The best tip I got was $5. Often it was nothing. The tips seemed to be reserved for the workers in the carts who drove people around the airport. Those guys and gals rolled in the money and the accolades, beeping their horns throughout the day. They owned the walkways with the arrogance of a semi driver on a two-lane road. People in the wheelchairs and their travel companions always shelled out their gratitude, but rarely a gratuity. They understandably had bigger concerns.

I even got nudged out of TV exposure. On one of the flights into Minneapolis, the passenger we helped off the plane was a child who was going to visit the Mall of America through the Make-A-Wish Foundation. A local crew from KARE-11 was on hand to film his arrival, where he'd be greeted by various people associated with the mall and the charity. The heart-warming tale brought out the best in everyone. I pushed his chair through the walkway and emerged at the gate, greeted by cheers and camera lights. For a few seconds I basked in the secondhand glory. That night I turned on the television, waiting for my moment in the spotlight. I'd even told my parents to tune in.

"Tape it!"

But it was not to be. They edited out the arrival. The piece began seconds after I had respectfully slid out of the camera's view.

Now there was no visual record that I was there as a wheelchair attendant. Not sure why that upset me.

After a week, and then two, I started wondering if I actually was starting a career at the airport. What was the career arc for a wheelchair attendant? Should I set my sights on Roy's job?

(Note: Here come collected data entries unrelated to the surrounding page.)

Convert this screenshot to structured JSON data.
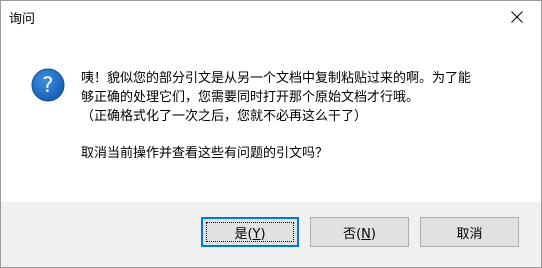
{
  "window": {
    "title": "询问"
  },
  "message": {
    "line1": "咦！貌似您的部分引文是从另一个文档中复制粘贴过来的啊。为了能",
    "line2": "够正确的处理它们，您需要同时打开那个原始文档才行哦。",
    "line3": "（正确格式化了一次之后，您就不必再这么干了）",
    "question": "取消当前操作并查看这些有问题的引文吗？"
  },
  "buttons": {
    "yes": {
      "label": "是",
      "mnemonic": "(",
      "key": "Y",
      "close": ")"
    },
    "no": {
      "label": "否",
      "mnemonic": "(",
      "key": "N",
      "close": ")"
    },
    "cancel": {
      "label": "取消"
    }
  },
  "icons": {
    "question": "question-icon",
    "close": "close-icon"
  },
  "colors": {
    "accent": "#0078d7",
    "icon_fill": "#1c6fc4"
  }
}
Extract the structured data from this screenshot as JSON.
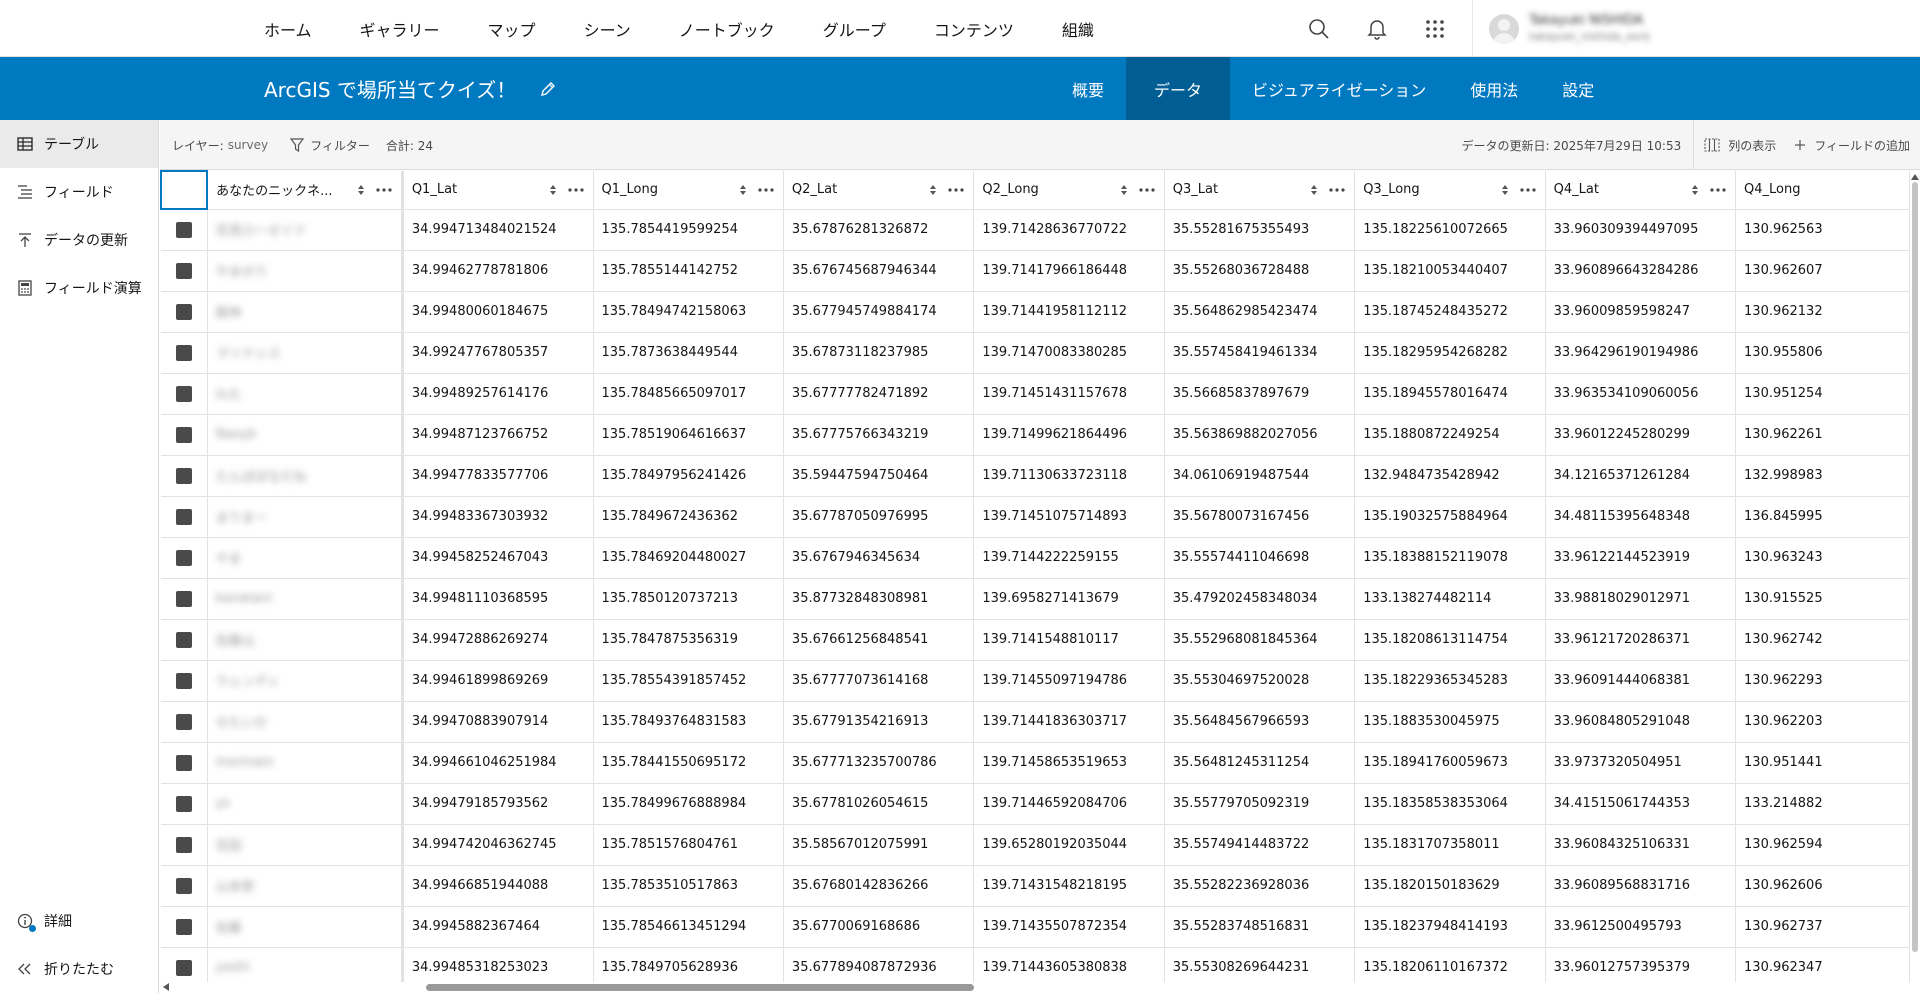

During my third week in the hated uniform, I spent one of my breaks talking with a shoeshine stand operator. When he heard I had graduated from college three months earlier, he asked, "What in the hell are you doing here? Go find a job you love that you want to do."

I resolved to do just that, but luck took care of my troubles. My old boss at the Worthington paper, where I worked during college, called. A sports reporter had left. They needed someone immediately. After my next shift, I told Roy I was done. The only thing I really succeeded at that summer was quitting jobs with no notice.

My time with the security company wasn't over. When I returned the uniform, the same grouchy woman told me it had to be dry-cleaned, that failure to do so was against the law and they would prosecute.

"And if I flee the state?" I asked.

"We will track you down." Her sense of righteousness overwhelmed any sense of humor.

I believed her. I took the uniform in for a cleaning, the bad memories erased with the lingering sweat stains.

My career in newspapers started a few days later. But whenever I'm in an airport I make a point to spot one wheelchair attendant. They're doing good work, for, I'm assuming, minimum wage or slightly above (I haven't read many stories about wheelchair attendant unions striking for larger wages). I won't say they're the hidden heroes, but they are hidden, overshadowed by the high-profile cart drivers. If you ever need their services, give them a few bucks. They'll enjoy it more than if you just give them thanks.